Nordrhein-Westfalens Finanzminister Norbert Walter-Borjans will 2012 deutlich weniger Schulden aufnehmen.

Foto: dapd, dapd

Der Aufsichtsrat der West-LB tagt hinter verschlossenen Türen. Norbert Walter-Borjans (SPD), der Finanzminister von NRW, muss nicht ins Scheinwerferlicht. Eine Auszeit sei vielleicht nicht schlecht, heißt es bei der SPD im Landtag. Die Lektüre des Pressespiegels sei für den Parteifreund "nicht so schön" gewesen.

Es ist der Tag eins nach dem denkwürdigen Auftritt von Walter-Borjans vor der Landespressekonferenz.
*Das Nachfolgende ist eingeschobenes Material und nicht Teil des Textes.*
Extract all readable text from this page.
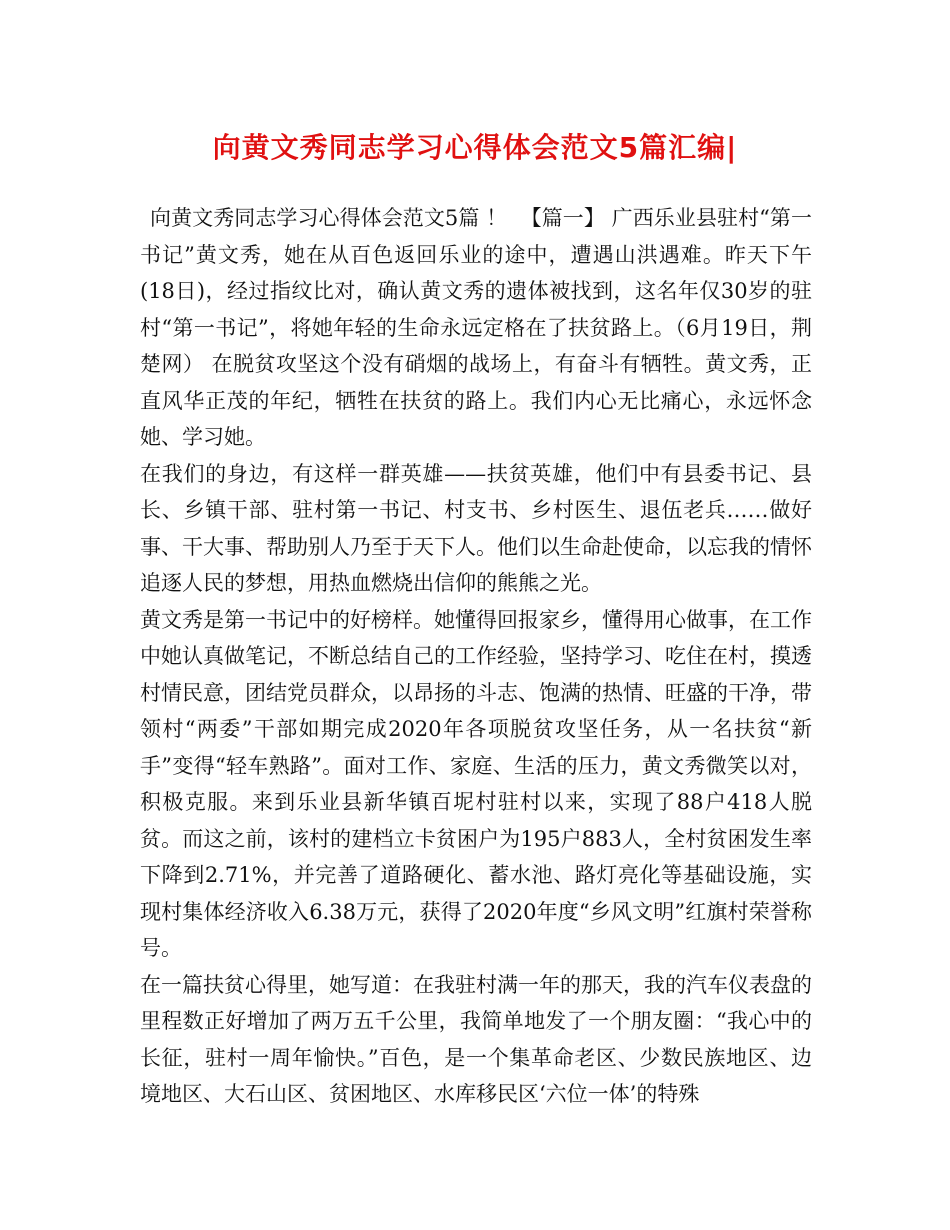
向黄文秀同志学习心得体会范文5篇汇编|

向黄文秀同志学习心得体会范文5篇 ！  【篇一】 广西乐业县驻村“第一书记”黄文秀，她在从百色返回乐业的途中，遭遇山洪遇难。昨天下午(18日)，经过指纹比对，确认黄文秀的遗体被找到，这名年仅30岁的驻村“第一书记”，将她年轻的生命永远定格在了扶贫路上。（6月19日，荆楚网） 在脱贫攻坚这个没有硝烟的战场上，有奋斗有牺牲。黄文秀，正直风华正茂的年纪，牺牲在扶贫的路上。我们内心无比痛心，永远怀念她、学习她。

在我们的身边，有这样一群英雄——扶贫英雄，他们中有县委书记、县长、乡镇干部、驻村第一书记、村支书、乡村医生、退伍老兵……做好事、干大事、帮助别人乃至于天下人。他们以生命赴使命，以忘我的情怀追逐人民的梦想，用热血燃烧出信仰的熊熊之光。

黄文秀是第一书记中的好榜样。她懂得回报家乡，懂得用心做事，在工作中她认真做笔记，不断总结自己的工作经验，坚持学习、吃住在村，摸透村情民意，团结党员群众，以昂扬的斗志、饱满的热情、旺盛的干净，带领村“两委”干部如期完成2020年各项脱贫攻坚任务，从一名扶贫“新手”变得“轻车熟路”。面对工作、家庭、生活的压力，黄文秀微笑以对，积极克服。来到乐业县新华镇百坭村驻村以来，实现了88户418人脱贫。而这之前，该村的建档立卡贫困户为195户883人，全村贫困发生率下降到2.71%，并完善了道路硬化、蓄水池、路灯亮化等基础设施，实现村集体经济收入6.38万元，获得了2020年度“乡风文明”红旗村荣誉称号。

在一篇扶贫心得里，她写道：在我驻村满一年的那天，我的汽车仪表盘的里程数正好增加了两万五千公里，我简单地发了一个朋友圈：“我心中的长征，驻村一周年愉快。”百色，是一个集革命老区、少数民族地区、边境地区、大石山区、贫困地区、水库移民区‘六位一体’的特殊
Am Dienstag hatte der Finanzminister überraschend vorgetragen, dass das Land im Nachtragshaushalt für 2010 1,3 Milliarden Euro weniger an neuen Schulden aufnehmen muss als bislang vorgesehen.

Die positive Nachricht wendete sich schnell zum PR-Desaster. Auf Nachfrage konnte Walter-Borjans nicht erklären, wie es zu der wundersamen Geldvermehrung kam. Ein Finanzminister, der den Etat nicht kennt, brauche Nachhilfe, kritisiert die Linkspartei. Selbst bei den Grünen geht man vorsichtshalber auf Abstand.
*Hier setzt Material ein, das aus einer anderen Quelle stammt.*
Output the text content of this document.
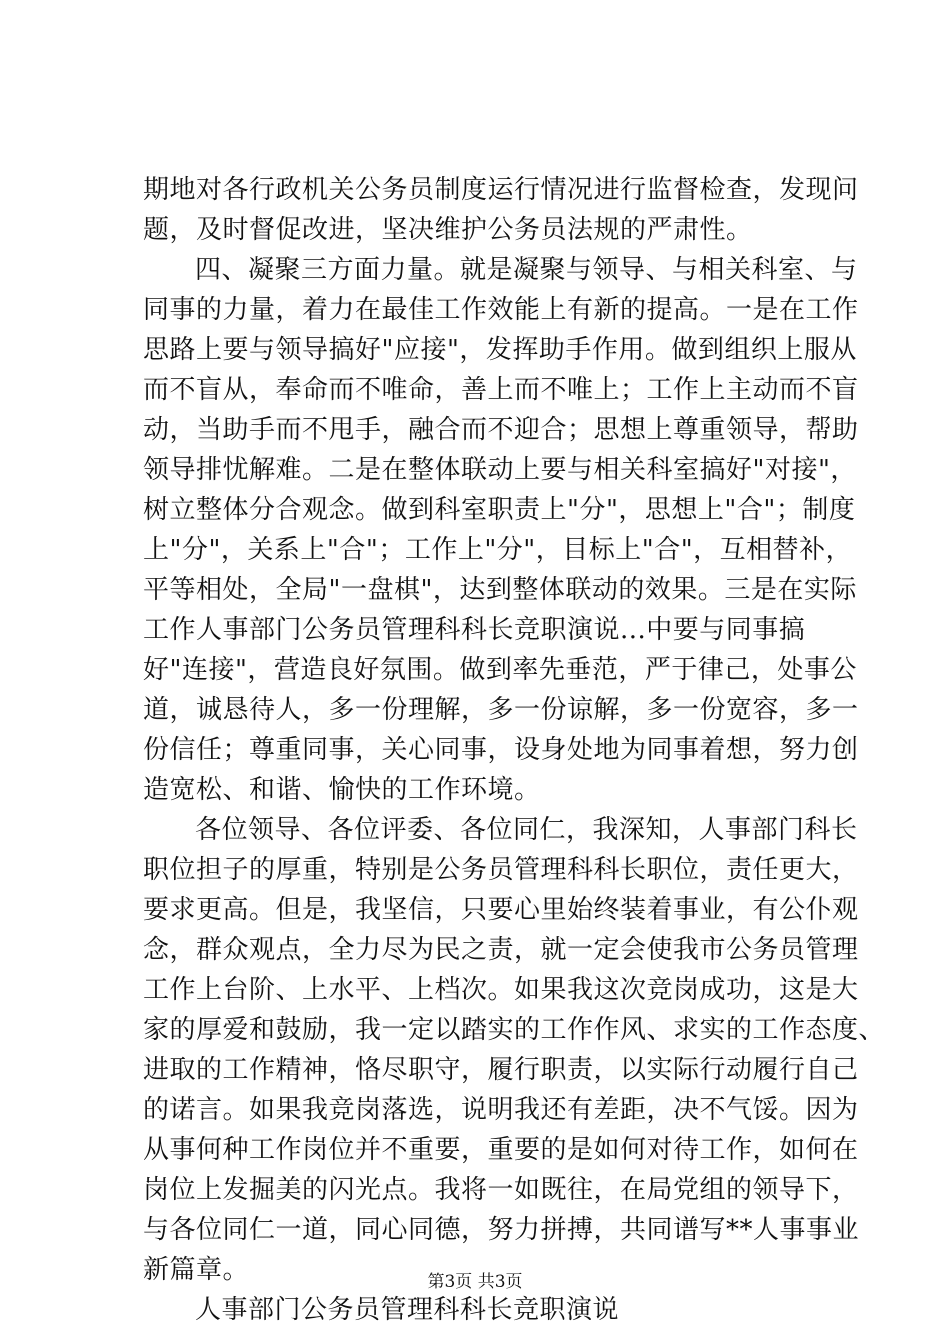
期地对各行政机关公务员制度运行情况进行监督检查，发现问
题，及时督促改进，坚决维护公务员法规的严肃性。
四、凝聚三方面力量。就是凝聚与领导、与相关科室、与
同事的力量，着力在最佳工作效能上有新的提高。一是在工作
思路上要与领导搞好"应接"，发挥助手作用。做到组织上服从
而不盲从，奉命而不唯命，善上而不唯上；工作上主动而不盲
动，当助手而不甩手，融合而不迎合；思想上尊重领导，帮助
领导排忧解难。二是在整体联动上要与相关科室搞好"对接"，
树立整体分合观念。做到科室职责上"分"，思想上"合"；制度
上"分"，关系上"合"；工作上"分"，目标上"合"，互相替补，
平等相处，全局"一盘棋"，达到整体联动的效果。三是在实际
工作人事部门公务员管理科科长竞职演说...中要与同事搞
好"连接"，营造良好氛围。做到率先垂范，严于律己，处事公
道，诚恳待人，多一份理解，多一份谅解，多一份宽容，多一
份信任；尊重同事，关心同事，设身处地为同事着想，努力创
造宽松、和谐、愉快的工作环境。
各位领导、各位评委、各位同仁，我深知，人事部门科长
职位担子的厚重，特别是公务员管理科科长职位，责任更大，
要求更高。但是，我坚信，只要心里始终装着事业，有公仆观
念，群众观点，全力尽为民之责，就一定会使我市公务员管理
工作上台阶、上水平、上档次。如果我这次竞岗成功，这是大
家的厚爱和鼓励，我一定以踏实的工作作风、求实的工作态度、
进取的工作精神，恪尽职守，履行职责，以实际行动履行自己
的诺言。如果我竞岗落选，说明我还有差距，决不气馁。因为
从事何种工作岗位并不重要，重要的是如何对待工作，如何在
岗位上发掘美的闪光点。我将一如既往，在局党组的领导下，
与各位同仁一道，同心同德，努力拼搏，共同谱写**人事事业
新篇章。
人事部门公务员管理科科长竞职演说
第3页 共3页
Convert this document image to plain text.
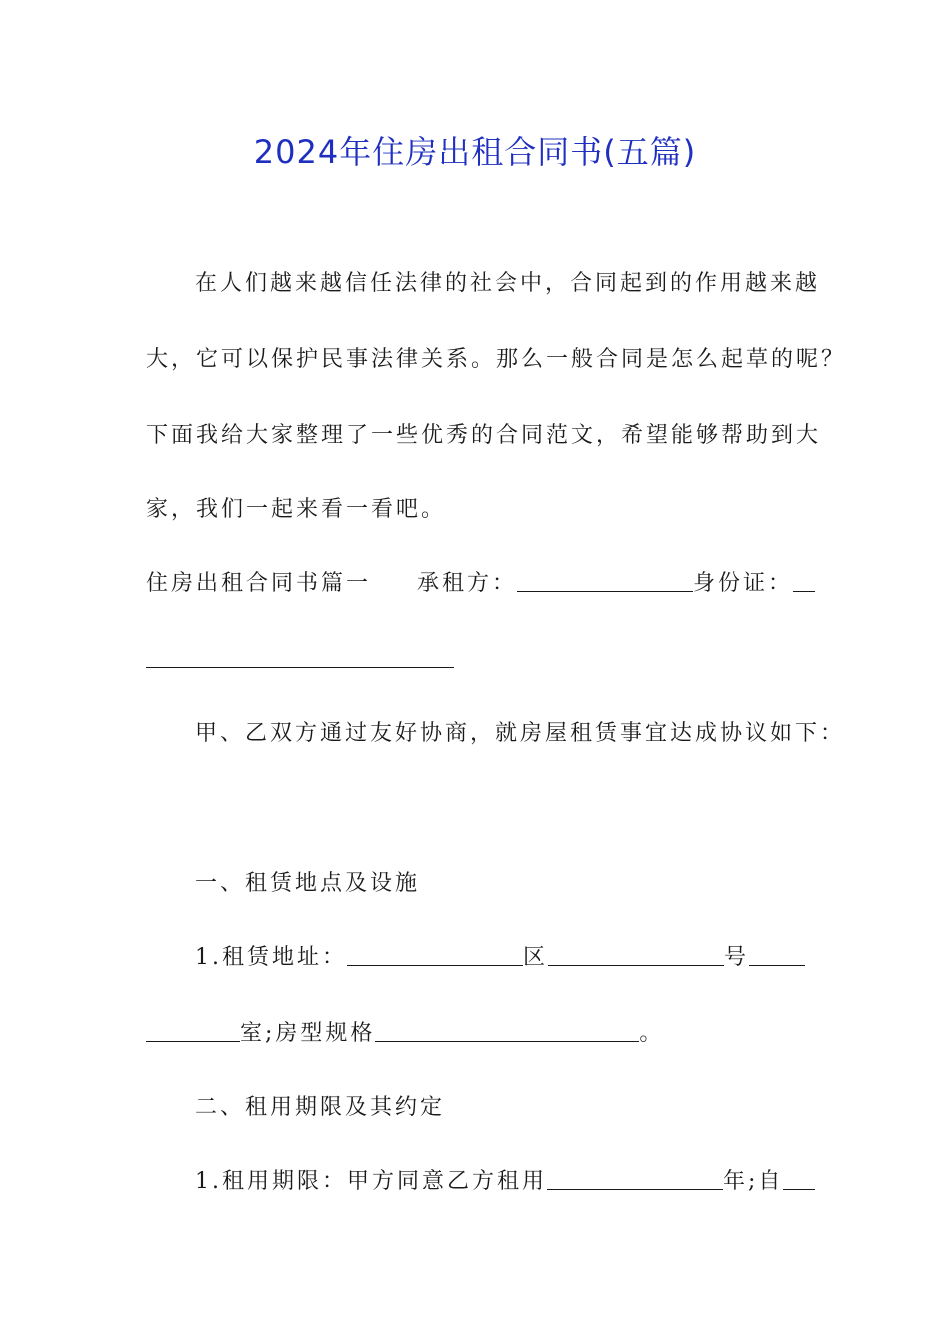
2024年住房出租合同书(五篇)
在人们越来越信任法律的社会中，合同起到的作用越来越
大，它可以保护民事法律关系。那么一般合同是怎么起草的呢？
下面我给大家整理了一些优秀的合同范文，希望能够帮助到大
家，我们一起来看一看吧。
住房出租合同书篇一 承租方：	身份证：
甲、乙双方通过友好协商，就房屋租赁事宜达成协议如下：
一、租赁地点及设施
1.租赁地址：	区	号
室;房型规格	。
二、租用期限及其约定
1.租用期限：甲方同意乙方租用	年;自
Die Opposition wird eindeutiger: Walter-Borjans habe den Landtag "getäuscht" und die verbesserte Kassenlage verschwiegen, hieß es bei der CDU. FDP-Fraktionschef Gerhard Papke verschärfte noch einmal die Gangart gegen den Minister. Das Chaos in der Haushaltspolitik müsse "selbstverständlich ein parlamentarisches Nachspiel haben", forderte er.

Mitleid von den Genossen

In der eigenen Partei gibt es Mitleid für den "armen Nowabo". Nowabo ist der Spitzname des Ministers, der sich aus den Anfangsbuchstaben seines Namens ableitet. "Das läuft derzeit ganz bitter für ihn." Was ist eigentlich schiefgelaufen? "Erst hat man kein Glück, dann kommt auch noch Pech dazu", bilanziert ein Spitzengenosse ironisch die Lage.
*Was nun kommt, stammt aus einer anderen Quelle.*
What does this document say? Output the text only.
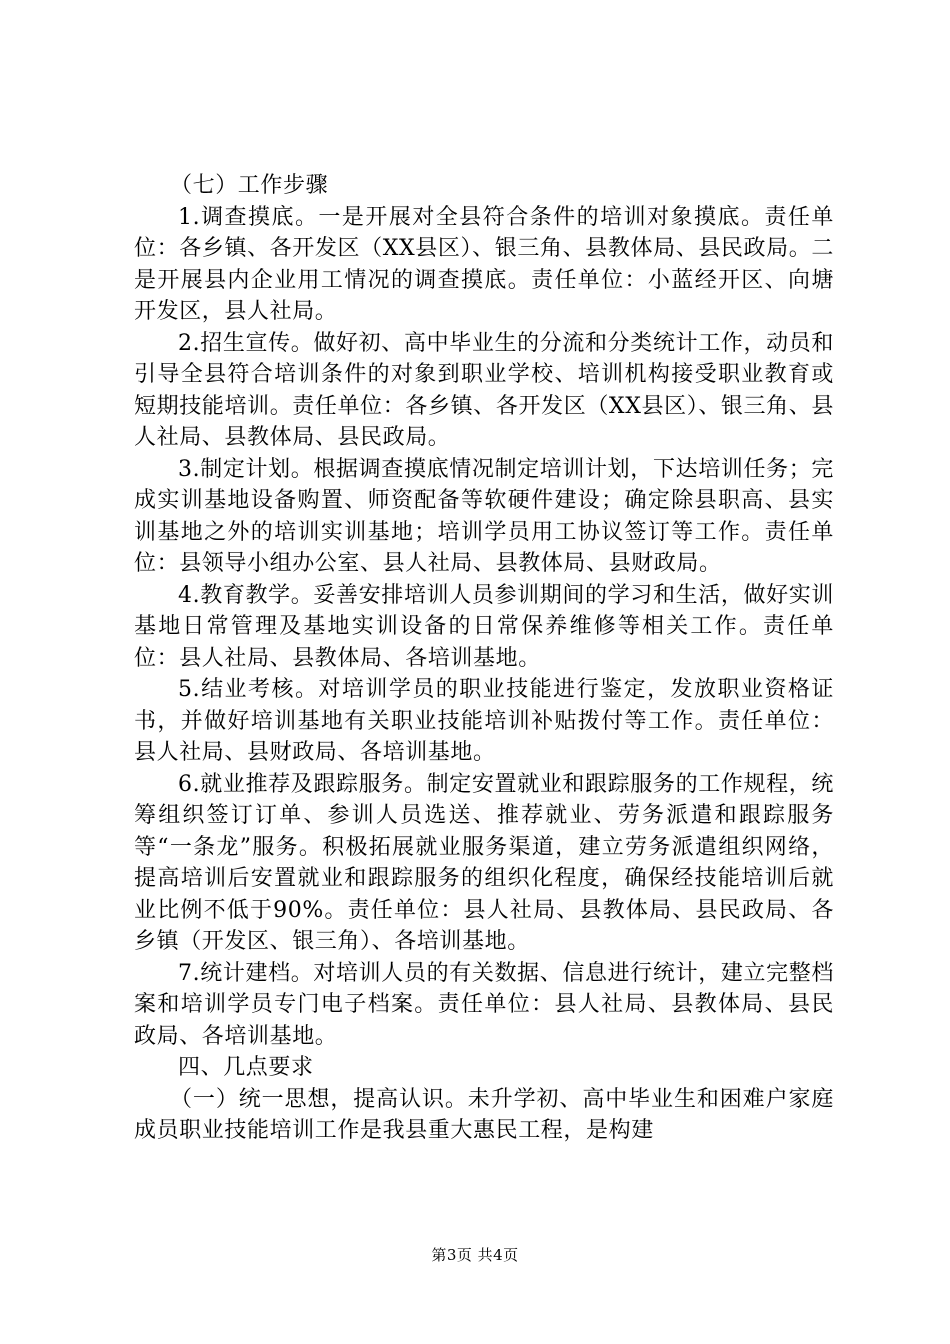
（七）工作步骤

1.调查摸底。一是开展对全县符合条件的培训对象摸底。责任单位：各乡镇、各开发区（XX县区）、银三角、县教体局、县民政局。二是开展县内企业用工情况的调查摸底。责任单位：小蓝经开区、向塘开发区，县人社局。

2.招生宣传。做好初、高中毕业生的分流和分类统计工作，动员和引导全县符合培训条件的对象到职业学校、培训机构接受职业教育或短期技能培训。责任单位：各乡镇、各开发区（XX县区）、银三角、县人社局、县教体局、县民政局。

3.制定计划。根据调查摸底情况制定培训计划，下达培训任务；完成实训基地设备购置、师资配备等软硬件建设；确定除县职高、县实训基地之外的培训实训基地；培训学员用工协议签订等工作。责任单位：县领导小组办公室、县人社局、县教体局、县财政局。

4.教育教学。妥善安排培训人员参训期间的学习和生活，做好实训基地日常管理及基地实训设备的日常保养维修等相关工作。责任单位：县人社局、县教体局、各培训基地。

5.结业考核。对培训学员的职业技能进行鉴定，发放职业资格证书，并做好培训基地有关职业技能培训补贴拨付等工作。责任单位：县人社局、县财政局、各培训基地。

6.就业推荐及跟踪服务。制定安置就业和跟踪服务的工作规程，统筹组织签订订单、参训人员选送、推荐就业、劳务派遣和跟踪服务等“一条龙”服务。积极拓展就业服务渠道，建立劳务派遣组织网络，提高培训后安置就业和跟踪服务的组织化程度，确保经技能培训后就业比例不低于90%。责任单位：县人社局、县教体局、县民政局、各乡镇（开发区、银三角）、各培训基地。

7.统计建档。对培训人员的有关数据、信息进行统计，建立完整档案和培训学员专门电子档案。责任单位：县人社局、县教体局、县民政局、各培训基地。

四、几点要求

（一）统一思想，提高认识。未升学初、高中毕业生和困难户家庭成员职业技能培训工作是我县重大惠民工程，是构建

第3页 共4页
Kein Glück. Damit ist die Anordnung des NRW-Verfassungsgerichts gemeint, die der Landesregierung in der vergangenen Woche verboten hatte, neue Schulden aufzunehmen. Umstritten waren dabei vor allem die Rücklagen für die WestLB. Walter-Borjans wollte 1,3 Milliarden Euro zurückstellen, um mögliche Risiken abzufangen.

Als "Pech eins" werten die Sozialdemokraten, dass ausgerechnet diese Summe als Guthaben entdeckt wird. "Das war buchhalterischer Zufall", erklärt ein Finanzexperte. "Dummerweise sieht das jetzt so aus, als sei Walter-Borjans ein Trickser."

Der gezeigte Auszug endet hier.